A particularly interesting example is when $h(x) = e^x-1$ with $h^{(-1)}(x)=ln(1+x)$, which is discussed in the earlier posts “Bernoulli, Blissard, and Lie meet Stirling and the simplices”  and “Goin’ with the flow,” related to the entry A238363.  Then the Bernoulli polynomials are given by

$Ber_n (x) = \phi_n[q.((x).)]$

where $\phi_n (x) \;$ are the Bell / Touchard / exponential polynomials, or Stirling polynomials of the second kind; $(x)_n \;$ , the falling factorial polynomials, or Stirling polynomials of the first kind; and the conjugated polynomials $q_n(x)$ are presented in the OEIS entry.
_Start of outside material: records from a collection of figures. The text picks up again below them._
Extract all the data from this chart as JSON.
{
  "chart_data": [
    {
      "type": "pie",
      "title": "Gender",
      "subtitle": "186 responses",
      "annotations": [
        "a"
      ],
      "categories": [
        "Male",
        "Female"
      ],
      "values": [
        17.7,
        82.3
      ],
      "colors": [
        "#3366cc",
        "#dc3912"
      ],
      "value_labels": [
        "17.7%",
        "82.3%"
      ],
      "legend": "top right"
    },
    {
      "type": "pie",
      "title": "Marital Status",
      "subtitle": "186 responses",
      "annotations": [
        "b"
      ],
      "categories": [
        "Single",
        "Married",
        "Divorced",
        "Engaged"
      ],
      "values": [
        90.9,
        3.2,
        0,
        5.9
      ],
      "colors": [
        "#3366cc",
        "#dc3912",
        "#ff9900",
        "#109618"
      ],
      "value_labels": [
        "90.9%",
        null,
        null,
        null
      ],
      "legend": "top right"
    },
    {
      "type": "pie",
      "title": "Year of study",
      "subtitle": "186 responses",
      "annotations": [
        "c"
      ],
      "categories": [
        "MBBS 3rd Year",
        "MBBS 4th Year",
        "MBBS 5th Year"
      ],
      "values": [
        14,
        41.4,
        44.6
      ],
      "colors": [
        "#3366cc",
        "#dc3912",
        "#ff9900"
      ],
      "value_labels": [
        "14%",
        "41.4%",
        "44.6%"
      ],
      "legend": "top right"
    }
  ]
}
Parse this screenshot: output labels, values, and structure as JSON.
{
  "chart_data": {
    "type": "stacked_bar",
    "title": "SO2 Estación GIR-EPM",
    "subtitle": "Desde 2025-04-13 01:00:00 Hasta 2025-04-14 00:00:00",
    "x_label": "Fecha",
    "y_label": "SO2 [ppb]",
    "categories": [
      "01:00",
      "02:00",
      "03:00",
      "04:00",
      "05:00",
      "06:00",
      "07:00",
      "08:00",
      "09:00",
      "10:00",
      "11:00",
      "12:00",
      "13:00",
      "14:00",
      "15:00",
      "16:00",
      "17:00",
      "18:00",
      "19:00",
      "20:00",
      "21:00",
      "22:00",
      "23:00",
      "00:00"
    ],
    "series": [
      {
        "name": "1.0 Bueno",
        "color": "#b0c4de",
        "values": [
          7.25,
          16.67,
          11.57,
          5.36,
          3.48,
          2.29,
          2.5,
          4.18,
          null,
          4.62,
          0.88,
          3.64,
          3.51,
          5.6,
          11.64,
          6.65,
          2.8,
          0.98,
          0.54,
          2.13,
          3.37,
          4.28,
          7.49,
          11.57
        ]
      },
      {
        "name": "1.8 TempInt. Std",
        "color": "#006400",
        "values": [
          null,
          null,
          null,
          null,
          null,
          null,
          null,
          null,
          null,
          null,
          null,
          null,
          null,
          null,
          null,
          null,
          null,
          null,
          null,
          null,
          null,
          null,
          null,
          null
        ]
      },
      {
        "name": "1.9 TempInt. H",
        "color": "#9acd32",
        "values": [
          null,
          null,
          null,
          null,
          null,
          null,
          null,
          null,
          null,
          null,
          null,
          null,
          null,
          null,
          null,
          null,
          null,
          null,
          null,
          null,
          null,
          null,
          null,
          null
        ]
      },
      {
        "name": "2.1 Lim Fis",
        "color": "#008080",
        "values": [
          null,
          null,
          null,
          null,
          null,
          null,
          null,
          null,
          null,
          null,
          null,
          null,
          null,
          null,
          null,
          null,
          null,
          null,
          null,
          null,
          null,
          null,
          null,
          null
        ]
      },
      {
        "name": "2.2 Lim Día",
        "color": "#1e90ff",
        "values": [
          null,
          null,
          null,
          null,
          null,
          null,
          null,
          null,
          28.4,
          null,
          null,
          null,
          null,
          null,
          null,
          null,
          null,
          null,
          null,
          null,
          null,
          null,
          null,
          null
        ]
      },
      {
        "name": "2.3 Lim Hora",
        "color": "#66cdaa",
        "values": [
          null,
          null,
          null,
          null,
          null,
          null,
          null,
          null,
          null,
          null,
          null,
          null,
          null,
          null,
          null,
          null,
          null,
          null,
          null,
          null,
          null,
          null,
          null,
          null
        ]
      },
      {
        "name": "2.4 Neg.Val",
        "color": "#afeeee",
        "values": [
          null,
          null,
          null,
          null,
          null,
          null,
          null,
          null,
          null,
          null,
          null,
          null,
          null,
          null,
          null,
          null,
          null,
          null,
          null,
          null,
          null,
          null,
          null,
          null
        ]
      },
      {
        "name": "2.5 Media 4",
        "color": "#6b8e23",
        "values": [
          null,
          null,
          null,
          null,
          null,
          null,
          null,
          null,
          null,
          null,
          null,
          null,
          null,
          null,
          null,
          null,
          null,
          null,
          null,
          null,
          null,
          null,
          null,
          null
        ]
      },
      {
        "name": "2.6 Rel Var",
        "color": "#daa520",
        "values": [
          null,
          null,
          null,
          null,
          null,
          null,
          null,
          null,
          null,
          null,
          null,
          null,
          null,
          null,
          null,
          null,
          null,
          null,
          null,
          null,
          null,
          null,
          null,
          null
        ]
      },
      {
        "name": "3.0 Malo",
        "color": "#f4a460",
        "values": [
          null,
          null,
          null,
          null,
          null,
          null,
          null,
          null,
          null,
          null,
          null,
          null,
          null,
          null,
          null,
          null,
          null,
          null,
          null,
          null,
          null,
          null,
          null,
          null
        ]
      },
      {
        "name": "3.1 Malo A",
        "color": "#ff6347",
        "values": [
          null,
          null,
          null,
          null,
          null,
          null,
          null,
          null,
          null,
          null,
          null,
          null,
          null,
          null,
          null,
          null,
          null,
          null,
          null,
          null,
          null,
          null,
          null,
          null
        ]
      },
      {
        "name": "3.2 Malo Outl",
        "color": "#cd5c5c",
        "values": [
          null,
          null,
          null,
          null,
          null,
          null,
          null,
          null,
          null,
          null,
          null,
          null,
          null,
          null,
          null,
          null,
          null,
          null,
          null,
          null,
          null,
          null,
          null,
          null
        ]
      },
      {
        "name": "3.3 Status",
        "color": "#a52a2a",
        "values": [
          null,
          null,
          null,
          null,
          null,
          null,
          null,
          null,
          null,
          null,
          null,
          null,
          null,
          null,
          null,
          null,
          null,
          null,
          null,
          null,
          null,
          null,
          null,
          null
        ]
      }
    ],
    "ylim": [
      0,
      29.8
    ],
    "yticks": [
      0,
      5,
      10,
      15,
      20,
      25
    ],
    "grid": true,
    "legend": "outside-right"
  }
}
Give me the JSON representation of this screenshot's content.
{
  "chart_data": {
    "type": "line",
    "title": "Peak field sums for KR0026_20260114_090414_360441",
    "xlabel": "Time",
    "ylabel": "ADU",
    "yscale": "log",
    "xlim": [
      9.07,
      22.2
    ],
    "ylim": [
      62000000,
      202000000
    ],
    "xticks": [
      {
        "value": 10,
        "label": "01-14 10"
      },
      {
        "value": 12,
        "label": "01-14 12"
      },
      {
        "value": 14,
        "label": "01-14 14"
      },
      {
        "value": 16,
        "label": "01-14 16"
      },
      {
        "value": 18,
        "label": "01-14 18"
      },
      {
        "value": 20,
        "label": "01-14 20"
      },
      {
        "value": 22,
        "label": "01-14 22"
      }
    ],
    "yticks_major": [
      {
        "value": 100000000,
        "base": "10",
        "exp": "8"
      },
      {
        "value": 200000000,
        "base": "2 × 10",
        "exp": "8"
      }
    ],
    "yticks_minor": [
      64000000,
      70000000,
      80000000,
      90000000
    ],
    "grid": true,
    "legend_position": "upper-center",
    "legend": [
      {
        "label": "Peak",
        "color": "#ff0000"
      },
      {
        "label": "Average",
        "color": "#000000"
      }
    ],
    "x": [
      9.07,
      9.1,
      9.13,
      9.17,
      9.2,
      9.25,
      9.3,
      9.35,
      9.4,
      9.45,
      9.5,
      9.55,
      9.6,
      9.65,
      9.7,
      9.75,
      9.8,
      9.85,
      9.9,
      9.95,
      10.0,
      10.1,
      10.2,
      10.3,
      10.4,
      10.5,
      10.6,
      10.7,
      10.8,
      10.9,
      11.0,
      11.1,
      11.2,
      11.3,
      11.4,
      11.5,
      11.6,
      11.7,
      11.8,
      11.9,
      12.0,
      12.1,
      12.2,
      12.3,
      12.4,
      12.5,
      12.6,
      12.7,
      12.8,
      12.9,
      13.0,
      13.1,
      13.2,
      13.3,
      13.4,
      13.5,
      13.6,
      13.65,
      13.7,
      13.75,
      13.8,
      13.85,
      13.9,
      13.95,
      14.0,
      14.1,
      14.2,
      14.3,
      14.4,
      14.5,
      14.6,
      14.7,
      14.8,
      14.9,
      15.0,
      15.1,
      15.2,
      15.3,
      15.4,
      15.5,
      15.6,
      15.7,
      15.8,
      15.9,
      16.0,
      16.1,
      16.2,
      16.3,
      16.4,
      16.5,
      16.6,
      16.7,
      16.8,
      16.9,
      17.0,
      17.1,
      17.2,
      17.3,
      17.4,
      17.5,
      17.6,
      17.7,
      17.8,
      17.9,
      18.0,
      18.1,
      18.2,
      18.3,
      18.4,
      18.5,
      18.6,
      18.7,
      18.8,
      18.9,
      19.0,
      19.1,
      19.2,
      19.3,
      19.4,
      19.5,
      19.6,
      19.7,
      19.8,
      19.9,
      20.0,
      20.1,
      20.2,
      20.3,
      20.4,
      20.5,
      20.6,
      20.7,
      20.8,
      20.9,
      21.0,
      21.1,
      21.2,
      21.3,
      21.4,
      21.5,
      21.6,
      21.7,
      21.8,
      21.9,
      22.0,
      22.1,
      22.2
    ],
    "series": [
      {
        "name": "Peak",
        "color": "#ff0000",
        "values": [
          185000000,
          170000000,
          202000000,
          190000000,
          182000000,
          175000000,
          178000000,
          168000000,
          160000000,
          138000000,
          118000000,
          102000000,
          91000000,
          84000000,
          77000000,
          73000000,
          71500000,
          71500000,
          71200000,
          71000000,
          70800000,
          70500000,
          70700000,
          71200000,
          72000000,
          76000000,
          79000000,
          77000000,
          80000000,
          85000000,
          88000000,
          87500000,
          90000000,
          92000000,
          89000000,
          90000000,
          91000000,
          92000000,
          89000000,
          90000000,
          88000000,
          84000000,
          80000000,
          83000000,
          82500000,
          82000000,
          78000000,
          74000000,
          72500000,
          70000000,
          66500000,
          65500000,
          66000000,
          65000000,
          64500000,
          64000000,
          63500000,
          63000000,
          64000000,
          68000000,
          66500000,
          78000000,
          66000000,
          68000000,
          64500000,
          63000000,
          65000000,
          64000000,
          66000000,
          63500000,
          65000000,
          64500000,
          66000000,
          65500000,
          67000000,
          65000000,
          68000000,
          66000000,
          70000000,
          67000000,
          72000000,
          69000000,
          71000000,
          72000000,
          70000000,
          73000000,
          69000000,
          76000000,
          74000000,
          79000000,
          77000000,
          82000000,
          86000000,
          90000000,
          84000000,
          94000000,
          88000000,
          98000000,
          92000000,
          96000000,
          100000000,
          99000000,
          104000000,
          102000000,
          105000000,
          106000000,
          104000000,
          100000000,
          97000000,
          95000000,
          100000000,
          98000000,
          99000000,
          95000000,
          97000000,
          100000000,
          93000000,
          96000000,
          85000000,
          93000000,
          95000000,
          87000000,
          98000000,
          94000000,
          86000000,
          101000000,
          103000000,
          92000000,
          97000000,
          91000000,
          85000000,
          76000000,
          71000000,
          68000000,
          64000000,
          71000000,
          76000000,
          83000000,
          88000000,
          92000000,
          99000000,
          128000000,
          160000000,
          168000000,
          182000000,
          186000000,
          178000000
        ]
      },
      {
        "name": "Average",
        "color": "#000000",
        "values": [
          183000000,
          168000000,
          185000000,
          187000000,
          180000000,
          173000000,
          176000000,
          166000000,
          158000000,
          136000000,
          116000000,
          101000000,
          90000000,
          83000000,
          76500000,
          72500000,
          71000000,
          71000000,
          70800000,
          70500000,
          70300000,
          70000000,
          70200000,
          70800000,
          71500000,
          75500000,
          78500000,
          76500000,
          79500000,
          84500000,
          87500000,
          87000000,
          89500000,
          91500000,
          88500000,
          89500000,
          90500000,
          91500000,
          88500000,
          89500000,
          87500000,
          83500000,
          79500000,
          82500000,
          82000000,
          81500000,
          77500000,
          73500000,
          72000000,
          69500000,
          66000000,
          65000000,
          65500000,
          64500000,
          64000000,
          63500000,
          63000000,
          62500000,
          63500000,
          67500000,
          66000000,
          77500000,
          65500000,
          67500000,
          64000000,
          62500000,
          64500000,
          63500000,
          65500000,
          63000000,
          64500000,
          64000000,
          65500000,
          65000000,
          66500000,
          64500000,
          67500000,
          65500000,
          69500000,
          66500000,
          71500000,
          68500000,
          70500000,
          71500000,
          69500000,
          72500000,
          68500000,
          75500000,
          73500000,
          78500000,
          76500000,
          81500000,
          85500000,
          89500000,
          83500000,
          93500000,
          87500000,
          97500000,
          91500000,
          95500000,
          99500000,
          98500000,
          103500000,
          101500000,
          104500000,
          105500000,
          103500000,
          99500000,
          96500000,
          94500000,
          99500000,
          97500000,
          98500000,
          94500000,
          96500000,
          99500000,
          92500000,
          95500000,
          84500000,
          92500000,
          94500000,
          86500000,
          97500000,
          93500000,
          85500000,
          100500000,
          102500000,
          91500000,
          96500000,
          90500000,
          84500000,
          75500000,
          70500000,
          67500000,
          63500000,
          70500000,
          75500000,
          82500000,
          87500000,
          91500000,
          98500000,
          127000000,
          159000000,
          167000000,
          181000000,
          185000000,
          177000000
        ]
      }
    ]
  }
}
This gives the formula for the Bernoulli numbers

$Ber_n (0)= \sum_{k=0}^{n} \; (-1)^k \; St2_{n,k} \; \frac{k!}{k+1} = \sum_{k=0}^{n} \; (-1)^k \; \frac{Perm_{n,k}}{k+1}$

in terms of the Stirling numbers of the second kind or the coefficients of the face polynomials of the permutahedra / permutohedra (or dual polytopes, cf. A019538), e.g.,

$\phi_4 (x)= \sum_{k=0}^4 \; St2_{4,k} \; x^k = x+7x^2+6x^3+x^4$

and

$Perm_4(x)= \sum_{k=0}^4 \; Perm_{4,k} \; x^k = x+14x^2+36x^3+24x^4$.

Note the similarity of the expression for the Bernoulli numbers to that for the log of a determinant, or characteristic polynomial, in the MO-Q “Cycling in the zeta garden

$\ln[det(I-uA_n)]=tr[\ln(I-uA_n)] = -\sum_{m\geq 0} \frac{tr(A_n^{m+1})u^{m+1}}{m+1} =-\sum_{m\geq 0} \frac{N_mu^{m+1}}{m+1}$.

From discussions on the Pincherle derivative, if $L$ is a lowering op for a sequence with the raising op $R$, then

$D_L \; f (L)= [f (L),R]$.

Following the notes in BBS, Bernoulli Appells, and Goin’ with the Flow, all Appell sequences $a_n (x)$ have the lowering op $L=D=d/dx$ and a raising op of the segregated form $R=x + H(D)$ and the logarithmic Appell sequence $a_n (ln (x))$, the lowering op $L=xD$ and raising op $R=ln(x)+H(xD)$, so the commutator remains invariant to choice of the Appell sequence.

Another example of a $(p,q)$ pair is provided by A132013 and A094587 with $h(x)=x/(1+x)$ and $h^{(-1)}(x)=x/(1-x)$, which is related to the Lah polynomials, or normalized Laguerrre polynomials of order -1.